例えば、プロのモデルが商品を着用し、洗練されたコーディネートでライフスタイルを想起させるような写真は、顧客に「この服を着たら自分もこうなれるかもしれない」という憧れや期待感を抱かせます。その結果、商品のクリック率(CTR)やカート投入率の向上につながり、最終的なコンバージョンへと導くのです。
1.2 商品の価値と世界観を伝える役割
商品画像は、服そのもののデザインや色を伝えるだけでなく、ブランドが持つ独自の価値や世界観を表現するための重要なコミュニケーションツールです。写真のトーン&マナー、モデルの雰囲気、背景の選び方、光の使い方ひとつで、ブランドイメージは大きく変わります。
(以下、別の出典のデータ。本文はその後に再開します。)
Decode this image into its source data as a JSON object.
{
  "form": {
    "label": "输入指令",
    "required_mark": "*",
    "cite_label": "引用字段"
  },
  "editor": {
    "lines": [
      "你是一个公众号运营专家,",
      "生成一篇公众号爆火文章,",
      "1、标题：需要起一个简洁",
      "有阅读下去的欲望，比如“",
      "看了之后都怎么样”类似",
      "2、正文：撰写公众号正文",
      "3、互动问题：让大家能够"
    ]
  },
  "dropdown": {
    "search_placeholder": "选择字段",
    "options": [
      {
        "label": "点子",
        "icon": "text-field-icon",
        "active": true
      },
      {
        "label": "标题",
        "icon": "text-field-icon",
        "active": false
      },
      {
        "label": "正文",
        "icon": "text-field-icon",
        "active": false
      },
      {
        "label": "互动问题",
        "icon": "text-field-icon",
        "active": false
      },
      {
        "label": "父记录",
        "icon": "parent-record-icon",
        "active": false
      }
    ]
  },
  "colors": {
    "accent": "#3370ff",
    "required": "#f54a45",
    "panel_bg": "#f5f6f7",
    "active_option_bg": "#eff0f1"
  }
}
例えば、高級感を打ち出したいブランドであれば、上質な空間で撮影し、重厚感のある色調で仕上げることで、商品の価格以上の価値を顧客に感じさせることができます。
逆に、親しみやすさをコンセプトにするブランドであれば、自然光を活かした明るく柔らかな雰囲気の写真で、顧客との心理的な距離を縮めることが可能です。このように、統一感のある商品画像を通じてブランドの世界観を一貫して伝えることは、顧客の共感を呼び、長期的なファンを育成するブランディングにおいて不可欠です。
1.3 返品率を低下させる情報提供
ECサイト運営における大きな課題の一つが、「イメージと違った」「サイズが合わなかった」といった理由による返品です。商品画像は、こうした購入後のミスマッチを防ぎ、返品率を低下させるための正確な情報を提供するという重要な役割を担っています。例えば、生地の質感がわかるように素材をアップで撮影した写真や、ボタンやステッチなどのディテールが鮮明にわかる写真、そして商品の色味を実物に限りなく近づけた写真は、顧客が抱く購入前の不安を解消します。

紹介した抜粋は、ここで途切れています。